Die Racing-Saison neigt sich dem Ende, doch ein Höhepunkt steht noch aus: der hochdotierte Macao-Grand-Prix Mitte November, neben der Isle of Man-TT das bedeutendste Straßenrennen. Auch in diesem Jahr treten zahlreiche internationale Top-Piloten an, werden auf der Berg-und-Tal-Bahn durch die Schluchten der fernöstlichen Metropole und ihr hügeliges Umland um die Positionen fighten. Mit Siegesambitionen dabei: MOTORRAD-Mitarbeiter Markus Barth.Bereits seit 1998 feiert der Test- und Rennfahrer Macao-Erfolge, weiß, dass es hier nicht nur auf Speed, sondern auch auf Köpfchen und Strategie ankommt. Seine eindrucksvolle Bilanz: 1999 Sieg in der 600er-Klasse, 2000 Triumph bei den 750ern, vierter Gesamtrang 2001. Das Ziel für 2002: der Gesamtsieg.Kein leichtes Unterfangen, gilt es doch, die englische Superbike-Elite zu schlagen, die mittlerweile mit getunten Suzuki GSX-R 1000 und Yamaha YZF-R1 antritt.

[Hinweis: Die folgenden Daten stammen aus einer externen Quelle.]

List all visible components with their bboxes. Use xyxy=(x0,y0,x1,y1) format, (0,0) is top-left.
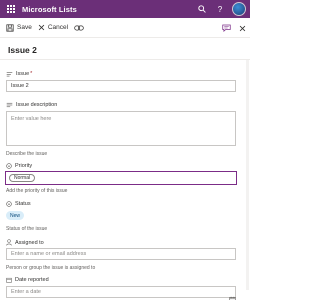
waffle-icon[interactable] xyxy=(0,0,22,18)
cancel-label: Cancel xyxy=(47,24,69,31)
status-help: Status of the issue xyxy=(6,226,48,232)
choice-icon xyxy=(6,201,12,207)
comment-icon[interactable] xyxy=(220,22,232,34)
help-icon[interactable]: ? xyxy=(214,3,226,15)
priority-dropdown[interactable]: Normal xyxy=(5,171,237,185)
assigned-label-row: Assigned to xyxy=(6,239,44,246)
priority-label: Priority xyxy=(15,163,33,169)
copy-link-button[interactable] xyxy=(74,18,87,38)
divider xyxy=(0,59,250,60)
assigned-label: Assigned to xyxy=(15,239,44,246)
search-icon[interactable] xyxy=(196,3,208,15)
multiline-text-icon xyxy=(6,102,13,108)
issue-input[interactable]: Issue 2 xyxy=(6,80,236,92)
description-help: Describe the issue xyxy=(6,151,48,157)
status-pill[interactable]: New xyxy=(6,211,25,220)
scrollbar[interactable] xyxy=(246,60,249,290)
priority-pill[interactable]: Normal xyxy=(9,174,36,182)
dismiss-icon[interactable] xyxy=(236,22,248,34)
date-label: Date reported xyxy=(15,277,49,283)
assigned-help: Person or group the issue is assigned to xyxy=(6,265,96,271)
save-icon xyxy=(6,23,14,32)
status-label-row: Status xyxy=(6,201,31,207)
page-title: Issue 2 xyxy=(8,45,37,55)
svg-text:?: ? xyxy=(218,5,223,13)
person-icon xyxy=(6,239,12,246)
calendar-icon[interactable] xyxy=(229,290,236,300)
close-icon xyxy=(38,24,45,31)
issue-label: Issue xyxy=(16,71,30,77)
assigned-input[interactable]: Enter a name or email address xyxy=(6,248,236,260)
calendar-small-icon xyxy=(6,277,12,283)
description-label: Issue description xyxy=(16,102,58,108)
choice-icon xyxy=(6,163,12,169)
text-field-icon xyxy=(6,72,13,77)
description-textarea[interactable]: Enter value here xyxy=(6,111,236,146)
link-icon xyxy=(74,25,84,30)
description-label-row: Issue description xyxy=(6,102,57,108)
save-button[interactable]: Save xyxy=(6,18,32,38)
priority-label-row: Priority xyxy=(6,163,32,169)
date-input[interactable]: Enter a date xyxy=(6,286,236,298)
date-label-row: Date reported xyxy=(6,277,49,283)
app-header: Microsoft Lists ? xyxy=(0,0,250,18)
cancel-button[interactable]: Cancel xyxy=(38,18,68,38)
required-marker: * xyxy=(30,71,33,77)
save-label: Save xyxy=(17,24,32,31)
avatar[interactable] xyxy=(232,2,246,16)
app-title: Microsoft Lists xyxy=(22,4,77,14)
priority-help: Add the priority of this issue xyxy=(6,188,68,194)
status-label: Status xyxy=(15,201,31,207)
command-bar: Save Cancel xyxy=(0,18,250,38)
issue-label-row: Issue * xyxy=(6,71,32,77)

Allerdings steht auch Markus gut gerüstet am Start: Der renommierte Schweizer Tuner Emil Weber rüstet mit Kawasaki-Unterstützung ein ZX-7R-Superbike mit 840-cm3-Motor auf, Reifengigant Pirelli steuert siegfähige Slicks bei.Eine schlagkräftige Kombination, die ihr Potenzial bei ersten Tests bereits unter Beweis gestellt hat. Im Rahmen eines Speer-Training erreichte Markus auf der Rennstrecke im italienischen Misano auf Anhieb Topzeiten, war restlos begeistert von der Performance dieses Super-Superbikes. Die Zeichen stehen also günstig für einen Erfolg beim Straßenklassiker. MOTORRAD drückt alle Daumen.